Nauman’s latest work, Carousel, 1988, reverses this process. Cast-aluminum replicas of skinned animals—a bear, a lynx, a stag, and coyotes—are suspended from the cantilevers of a guide machine (on which normally horses warm down after being ridden). Relentlessly dragged along the floor, the carcasses leave circular trails, while the room resonates with the clattering of their metallic bodies. A glance back at Circle of Death . . . reveals that outside and inside, center and periphery, are complementary pairs for Nauman. As a result, the excessive and merciless violence, demonstrated in Carousel as an insane piece of showmanship, is not limited to animals. The mutilated shapes in the piece are paradigms of disfigurement. It is no accident that the base of the machine is in the form of a swastika.

The counterpoint to this piece seems to be the video work Green Horses, 1987–88, in which two monitors show a horseman riding across a vast domain. The second monitor repeats the image on the first one, but upside down, in different colors, and with a phase displacement. The images of both monitors are projected alternately on the wall. The horse initially gallops in small circles, thereby keeping the viewer on the outside. The scene eventually changes: the viewer is drawn inside the now-larger circle, becoming its center. The viewer is virtually transformed into the filmmaker, the instrument controlling the movements of the horse and its rider. This alters the seemingly contrapuntal relationship to Carousel: the spectator becomes the pivot of a prescribed motion, turning into a “guide machine.” In regard to Cones/Cojones, 1974, a work made of concentric circles, Nauman has written: “Everything is finite, everything is closed, nothing touches anything else.” In the circular motion of Green Horses, the vastness of the countryside becomes a closed space.

The next piece in the exhibition, Doppelgänger/UFO, 1988, revises the perspective again. A cassette recorder is attached to each end of a metal girder, which slowly revolves in a circle. In order to make out the dialogue produced by the out-of-sync recorders, the viewer/listener has to follow the circular motion. The audience becomes part of the periphery of the work, while the center steers its movement. As soon as one refuses to go along with the work, one must step outside it in order to avoid being injured by the moving girder. The dialectic whereby the viewer becomes the object of the work is most pronounced in Learned Helplessness in Rats, 1987–88. We see a kind of setup for a scientific experiment: a constructed maze inside a transparent Plexiglas container. The two ends of the labyrinth, in a mirror-image correspondence, each lead to a monitor.
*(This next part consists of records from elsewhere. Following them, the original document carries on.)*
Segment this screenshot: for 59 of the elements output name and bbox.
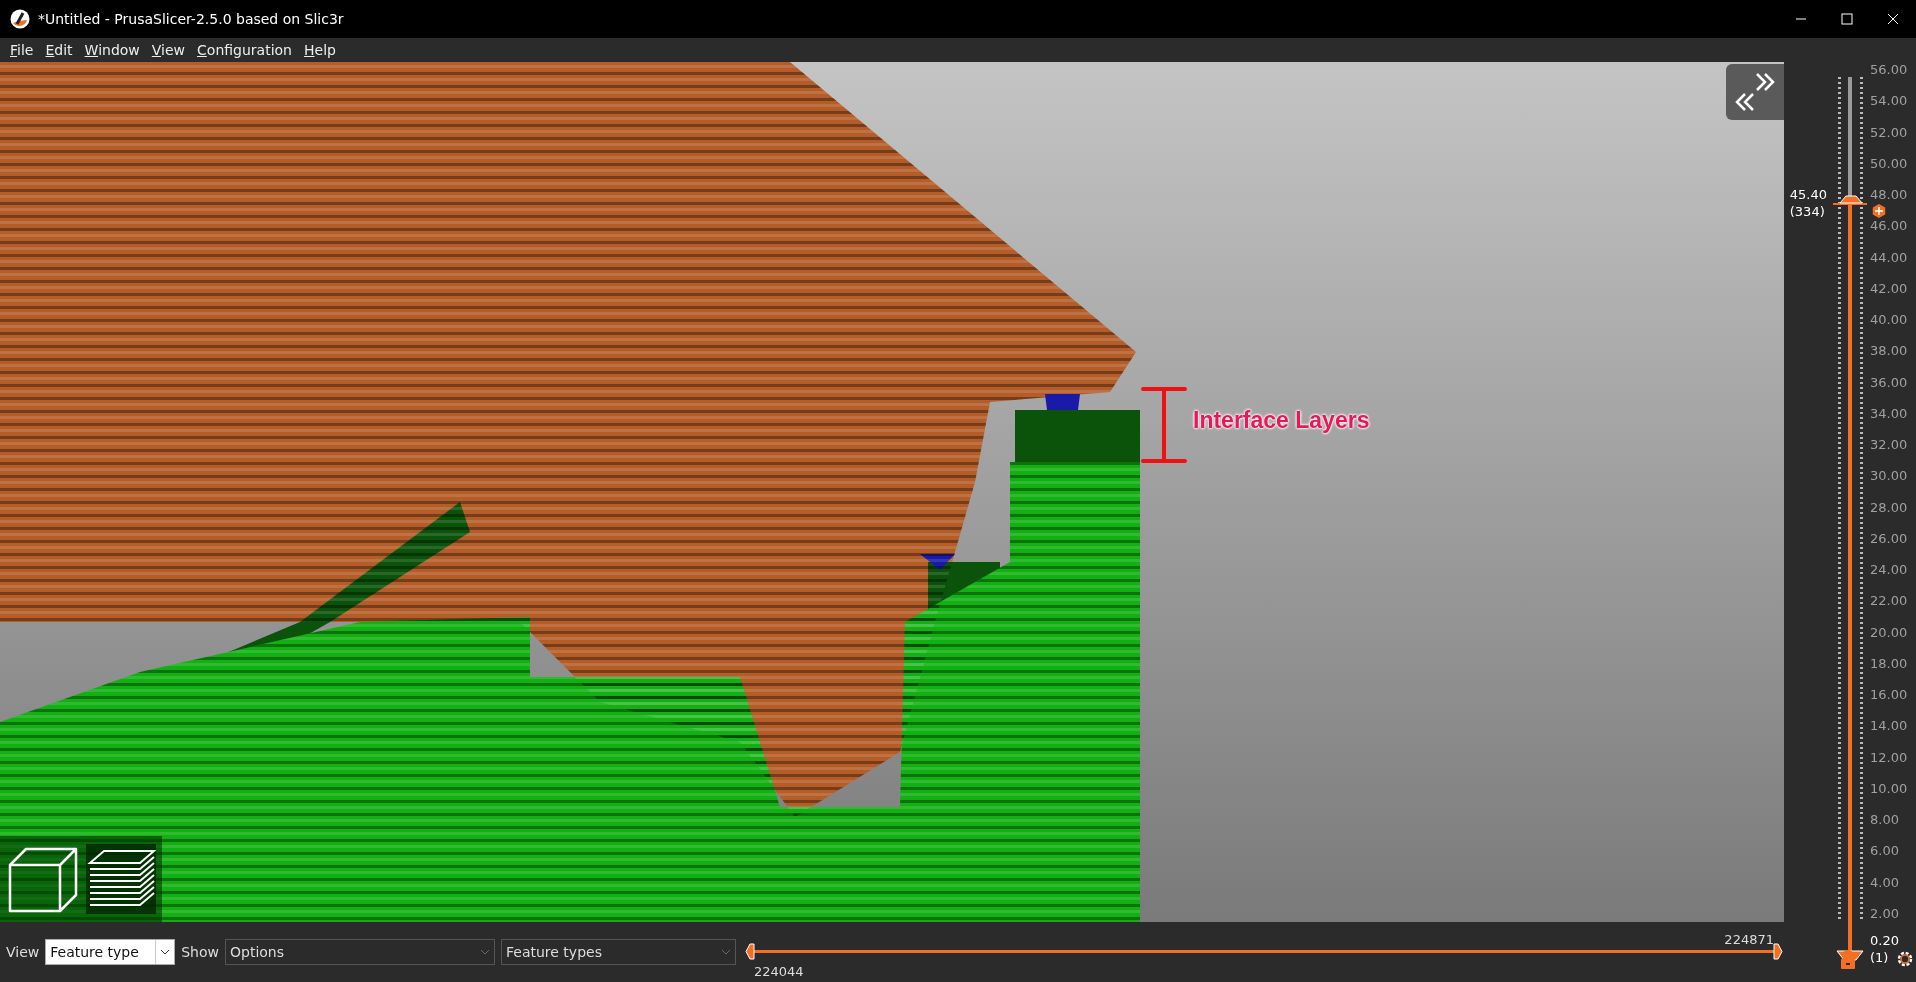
tick-label: 6.00 xyxy=(1870,843,1900,860)
close-icon xyxy=(1887,13,1899,25)
tick-label: 42.00 xyxy=(1870,280,1908,297)
unlocked-padlock-icon[interactable] xyxy=(1840,950,1856,970)
feature-types-dropdown[interactable]: Feature types xyxy=(501,939,736,965)
options-dropdown[interactable]: Options xyxy=(225,939,495,965)
tick-label: 34.00 xyxy=(1870,405,1908,422)
maximize-icon xyxy=(1841,13,1853,25)
tick-label: 32.00 xyxy=(1870,437,1908,453)
tick-label: 20.00 xyxy=(1870,624,1908,641)
tick-label: 26.00 xyxy=(1870,530,1908,547)
tick-label: 16.00 xyxy=(1870,687,1908,703)
move-slider-value: 224871 xyxy=(1724,932,1774,947)
tick-label: 38.00 xyxy=(1870,343,1908,360)
settings-icon[interactable] xyxy=(1896,950,1914,968)
tick-label: 56.00 xyxy=(1870,62,1908,78)
menu-item[interactable]: File xyxy=(4,40,40,60)
tick-label: 28.00 xyxy=(1870,499,1908,516)
tick-label: 52.00 xyxy=(1870,124,1908,141)
move-slider-value: 224044 xyxy=(754,964,804,979)
tick-label: 54.00 xyxy=(1870,93,1908,110)
upper-thumb-value: 45.40 (334) xyxy=(1789,186,1827,220)
menu-item[interactable]: Edit xyxy=(39,40,79,60)
annotation-label: Interface Layers xyxy=(1193,407,1370,434)
window-title: *Untitled - PrusaSlicer-2.5.0 based on Slic3r xyxy=(38,11,345,27)
tick-label: 36.00 xyxy=(1870,374,1908,391)
view-dropdown[interactable]: Feature type xyxy=(45,939,176,965)
show-label: Show xyxy=(181,944,219,960)
tick-label: 40.00 xyxy=(1870,312,1908,328)
tick-label: 22.00 xyxy=(1870,593,1908,610)
chevron-down-icon xyxy=(721,949,731,955)
app-logo-icon xyxy=(10,9,30,29)
tick-label: 30.00 xyxy=(1870,468,1908,485)
tick-label: 46.00 xyxy=(1870,218,1908,235)
tick-label: 24.00 xyxy=(1870,562,1908,578)
move-slider-thumb[interactable] xyxy=(1773,943,1783,960)
tick-label: 50.00 xyxy=(1870,155,1908,172)
tick-label: 14.00 xyxy=(1870,718,1908,735)
chevron-down-icon xyxy=(480,949,490,955)
tick-label: 12.00 xyxy=(1870,749,1908,766)
tick-label: 4.00 xyxy=(1870,874,1900,891)
tick-label: 10.00 xyxy=(1870,780,1908,797)
lower-thumb-value: 0.20 (1) xyxy=(1870,932,1899,966)
menu-item[interactable]: Window xyxy=(78,40,146,60)
tick-label: 8.00 xyxy=(1870,812,1900,828)
tick-label: 44.00 xyxy=(1870,249,1908,266)
tick-label: 18.00 xyxy=(1870,655,1908,672)
tick-label: 48.00 xyxy=(1870,187,1908,203)
upper-thumb-handle[interactable] xyxy=(1833,193,1867,205)
menu-item[interactable]: View xyxy=(145,40,192,60)
collapse-sidebar-button[interactable] xyxy=(1726,64,1784,120)
menu-item[interactable]: Configuration xyxy=(191,40,298,60)
move-slider-thumb[interactable] xyxy=(745,943,755,960)
preview-layers-button[interactable] xyxy=(86,844,156,914)
add-color-change-button[interactable] xyxy=(1872,204,1886,218)
tick-label: 2.00 xyxy=(1870,905,1900,922)
chevron-down-icon xyxy=(160,949,171,955)
menu-item[interactable]: Help xyxy=(298,40,342,60)
view-label: View xyxy=(6,944,40,960)
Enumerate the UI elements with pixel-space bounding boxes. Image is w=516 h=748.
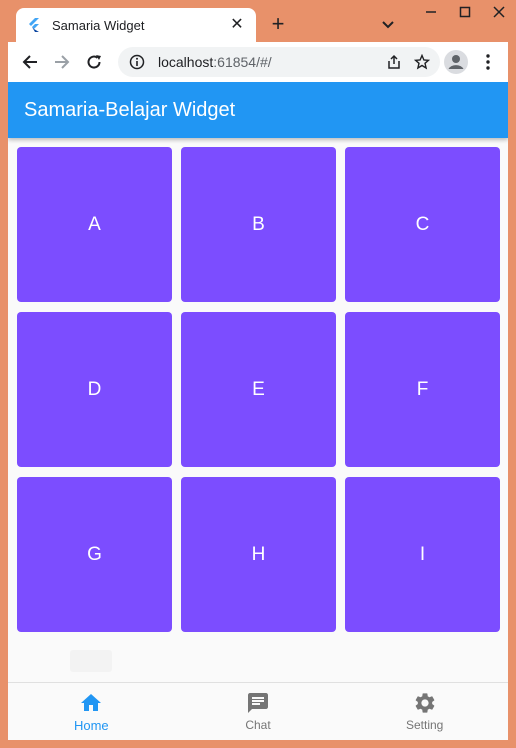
close-tab-icon[interactable]: ✕ [228,17,246,33]
browser-toolbar: localhost:61854/#/ [8,42,508,82]
app-bar: Samaria-Belajar Widget [8,82,508,138]
nav-item-setting[interactable]: Setting [341,683,508,740]
app-title: Samaria-Belajar Widget [24,98,236,121]
browser-tab[interactable]: Samaria Widget ✕ [16,8,256,42]
maximize-icon[interactable] [448,0,482,24]
tile-f[interactable]: F [345,312,500,467]
tile-g[interactable]: G [17,477,172,632]
minimize-icon[interactable] [414,0,448,24]
home-icon [81,693,102,711]
tile-i[interactable]: I [345,477,500,632]
tab-title: Samaria Widget [52,17,145,33]
window-close-icon[interactable] [482,0,516,24]
nav-label-chat: Chat [245,718,271,732]
profile-avatar-icon[interactable] [442,48,470,76]
more-vert-icon[interactable] [476,48,500,76]
new-tab-button[interactable]: + [268,13,288,35]
star-icon[interactable] [408,48,436,76]
info-icon[interactable] [128,53,146,71]
tile-grid: A B C D E F G H I [17,147,500,632]
url-text: localhost:61854/#/ [158,54,380,70]
tile-e[interactable]: E [181,312,336,467]
url-path: :61854/#/ [213,54,272,70]
browser-tab-strip: Samaria Widget ✕ + [0,0,516,42]
reload-icon[interactable] [78,46,110,78]
back-arrow-icon[interactable] [14,46,46,78]
tile-c[interactable]: C [345,147,500,302]
share-icon[interactable] [380,48,408,76]
flutter-icon [26,17,42,33]
chevron-down-icon[interactable] [378,14,398,34]
nav-item-home[interactable]: Home [8,683,175,740]
nav-item-chat[interactable]: Chat [175,683,342,740]
window-frame-bottom [0,740,516,748]
faint-placeholder [70,650,112,672]
address-bar[interactable]: localhost:61854/#/ [118,47,440,77]
nav-label-home: Home [73,717,109,733]
nav-label-setting: Setting [406,718,444,732]
url-host: localhost [158,54,214,70]
tile-b[interactable]: B [181,147,336,302]
tile-d[interactable]: D [17,312,172,467]
bottom-navigation: Home Chat Setting [8,682,508,740]
app-viewport: Samaria-Belajar Widget A B C D E F G H I… [8,82,508,740]
gear-icon [415,693,435,713]
tile-h[interactable]: H [181,477,336,632]
chat-icon [248,693,268,713]
forward-arrow-icon[interactable] [46,46,78,78]
tile-a[interactable]: A [17,147,172,302]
The two monitors alternately produce three different sequences: the image of a rat trying to get through the maze; a percussionist banging out a nerve-wracking rhythm; and, finally, the experimental setup, which is photographed from above by a video camera.

The continual alternation of these sequences evokes a ghostly shift between fiction and reality, especially since the spectator appears in the video images when he stands near the setup. These images are projected on a grand scale onto the wall, and the atmosphere is that of a bizarre laboratory. In this way, the viewer feels psychologically menaced, a condition that parallels that of the imaginary rat. The same may be said about all the pieces in this exhibition. No standpoint is possible outside the events; only the perspectives change. We move in closed circles.

Martin Hentschel

Translated from the German by Joachim Neugroschel.